Die erste Ohrfeige droht den Konservativen im Mai bei den spanischen Regional- und Rathauswahlen. Sie gelten als Stimmungstest für die Parlaments- und Regierungswahlen Ende des Jahres. Wenn sich die Meinungsforscher nicht täuschen, wird die Parteienlandschaft, die bisher von Konservativen und Sozialisten dominiert wurde, ein politisches Erdbeben erleben: Die aufsteigende linke Protestpartei Podemos, die mit dem in Griechenland regierenden Syriza-Bündnis sympathisiert, könnte zum entscheidenden Machtfaktor werden. Weitere Gefahr droht Rajoy im politischen Zentrum, wo die ebenfalls boomende liberale Bürgerpartei Cuidadanos zum Angriff ansetzt.

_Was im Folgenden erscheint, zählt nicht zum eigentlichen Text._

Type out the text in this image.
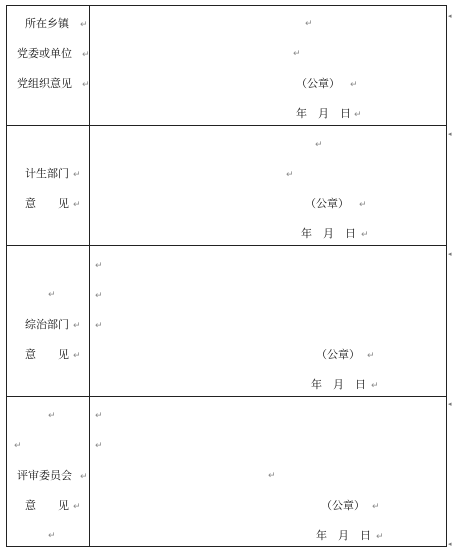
◂
◂
◂
◂
◂
所在乡镇 ↵
党委或单位 ↵
党组织意见 ↵
↵
↵
（公章） ↵
年　月　日 ↵
计生部门 ↵
意　　见 ↵
↵
↵
（公章） ↵
年　月　日 ↵
↵
综治部门 ↵
意　　见 ↵
↵
↵
↵
（公章） ↵
年　月　日 ↵
↵
↵
评审委员会 ↵
意　　见 ↵
↵
↵
↵
↵
（公章） ↵
年　月　日 ↵
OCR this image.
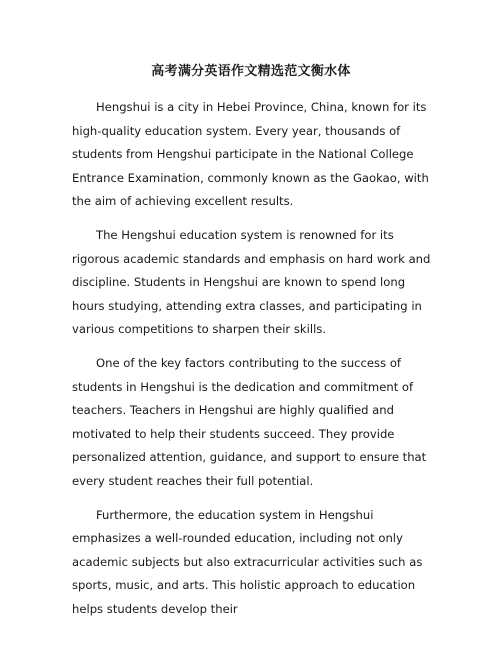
高考满分英语作文精选范文衡水体

Hengshui is a city in Hebei Province, China, known for its high-quality education system. Every year, thousands of students from Hengshui participate in the National College Entrance Examination, commonly known as the Gaokao, with the aim of achieving excellent results.

The Hengshui education system is renowned for its rigorous academic standards and emphasis on hard work and discipline. Students in Hengshui are known to spend long hours studying, attending extra classes, and participating in various competitions to sharpen their skills.

One of the key factors contributing to the success of students in Hengshui is the dedication and commitment of teachers. Teachers in Hengshui are highly qualified and motivated to help their students succeed. They provide personalized attention, guidance, and support to ensure that every student reaches their full potential.

Furthermore, the education system in Hengshui emphasizes a well-rounded education, including not only academic subjects but also extracurricular activities such as sports, music, and arts. This holistic approach to education helps students develop their
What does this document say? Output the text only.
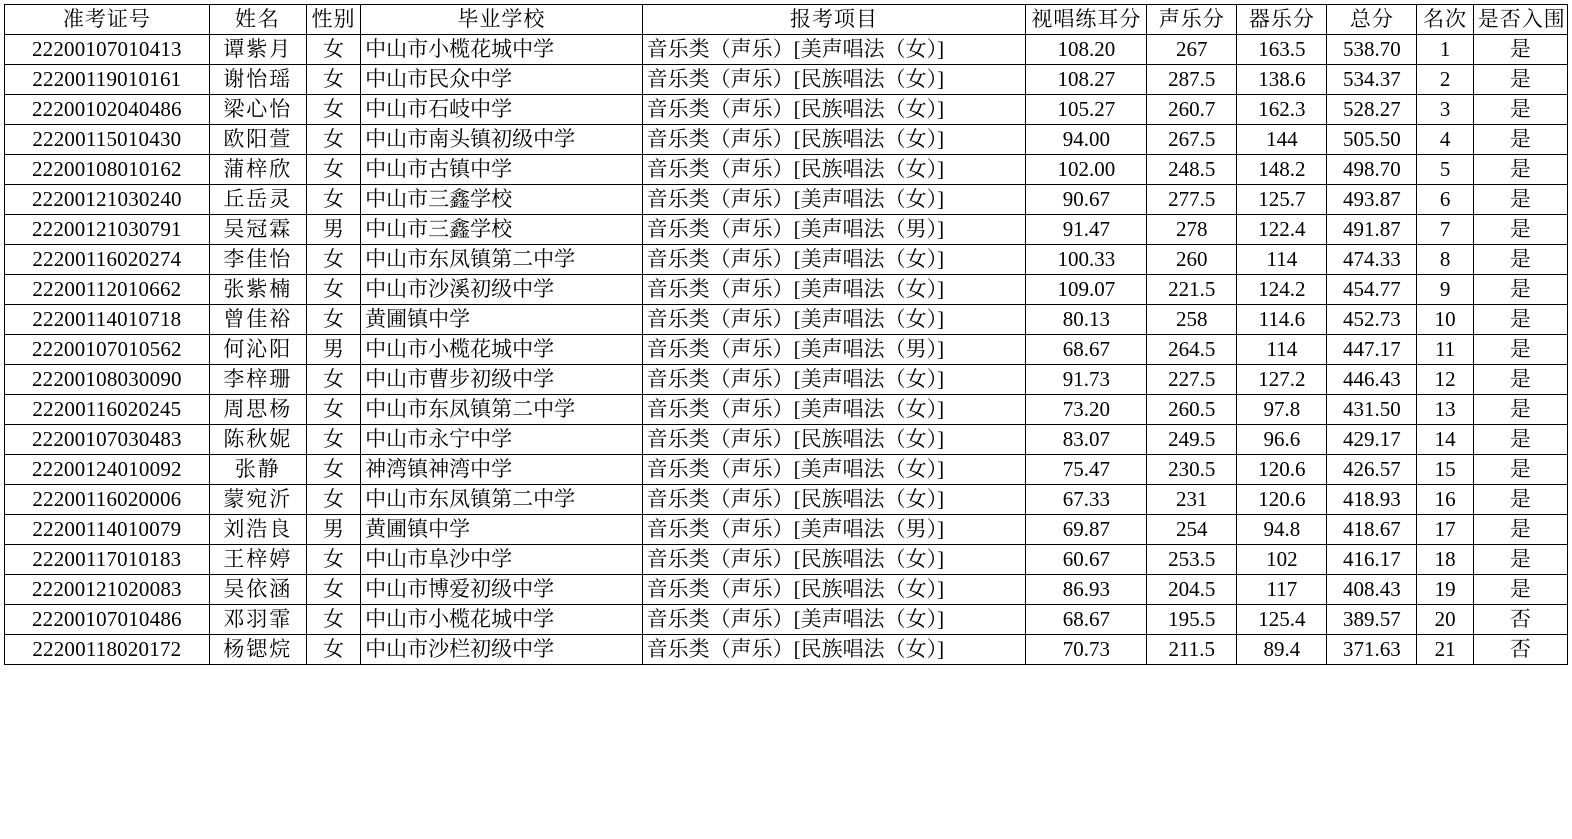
准考证号	姓名	性别	毕业学校	报考项目	视唱练耳分	声乐分	器乐分	总分	名次	是否入围
22200107010413	谭紫月	女	中山市小榄花城中学	音乐类（声乐）[美声唱法（女）]	108.20	267	163.5	538.70	1	是
22200119010161	谢怡瑶	女	中山市民众中学	音乐类（声乐）[民族唱法（女）]	108.27	287.5	138.6	534.37	2	是
22200102040486	梁心怡	女	中山市石岐中学	音乐类（声乐）[民族唱法（女）]	105.27	260.7	162.3	528.27	3	是
22200115010430	欧阳萱	女	中山市南头镇初级中学	音乐类（声乐）[民族唱法（女）]	94.00	267.5	144	505.50	4	是
22200108010162	蒲梓欣	女	中山市古镇中学	音乐类（声乐）[民族唱法（女）]	102.00	248.5	148.2	498.70	5	是
22200121030240	丘岳灵	女	中山市三鑫学校	音乐类（声乐）[美声唱法（女）]	90.67	277.5	125.7	493.87	6	是
22200121030791	吴冠霖	男	中山市三鑫学校	音乐类（声乐）[美声唱法（男）]	91.47	278	122.4	491.87	7	是
22200116020274	李佳怡	女	中山市东凤镇第二中学	音乐类（声乐）[美声唱法（女）]	100.33	260	114	474.33	8	是
22200112010662	张紫楠	女	中山市沙溪初级中学	音乐类（声乐）[美声唱法（女）]	109.07	221.5	124.2	454.77	9	是
22200114010718	曾佳裕	女	黄圃镇中学	音乐类（声乐）[美声唱法（女）]	80.13	258	114.6	452.73	10	是
22200107010562	何沁阳	男	中山市小榄花城中学	音乐类（声乐）[美声唱法（男）]	68.67	264.5	114	447.17	11	是
22200108030090	李梓珊	女	中山市曹步初级中学	音乐类（声乐）[美声唱法（女）]	91.73	227.5	127.2	446.43	12	是
22200116020245	周思杨	女	中山市东凤镇第二中学	音乐类（声乐）[美声唱法（女）]	73.20	260.5	97.8	431.50	13	是
22200107030483	陈秋妮	女	中山市永宁中学	音乐类（声乐）[民族唱法（女）]	83.07	249.5	96.6	429.17	14	是
22200124010092	张静	女	神湾镇神湾中学	音乐类（声乐）[美声唱法（女）]	75.47	230.5	120.6	426.57	15	是
22200116020006	蒙宛沂	女	中山市东凤镇第二中学	音乐类（声乐）[民族唱法（女）]	67.33	231	120.6	418.93	16	是
22200114010079	刘浩良	男	黄圃镇中学	音乐类（声乐）[美声唱法（男）]	69.87	254	94.8	418.67	17	是
22200117010183	王梓婷	女	中山市阜沙中学	音乐类（声乐）[民族唱法（女）]	60.67	253.5	102	416.17	18	是
22200121020083	吴依涵	女	中山市博爱初级中学	音乐类（声乐）[民族唱法（女）]	86.93	204.5	117	408.43	19	是
22200107010486	邓羽霏	女	中山市小榄花城中学	音乐类（声乐）[美声唱法（女）]	68.67	195.5	125.4	389.57	20	否
22200118020172	杨锶烷	女	中山市沙栏初级中学	音乐类（声乐）[民族唱法（女）]	70.73	211.5	89.4	371.63	21	否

Angesichts dieser Aussichten bemühen sich die Konservativen, durch neue Großzügigkeit Punkte zu machen: Der Staatsetat für den Unterhalt von Straßen wurde plötzlich auf mehr als zwei Mrd. Euro erhöht. Auch jede Menge fehlender Schnellzugstrecken mit einer Länge von rund 1000 km will man im Superwahljahr 2015 fertigbauen – und werbewirksam eröffnen.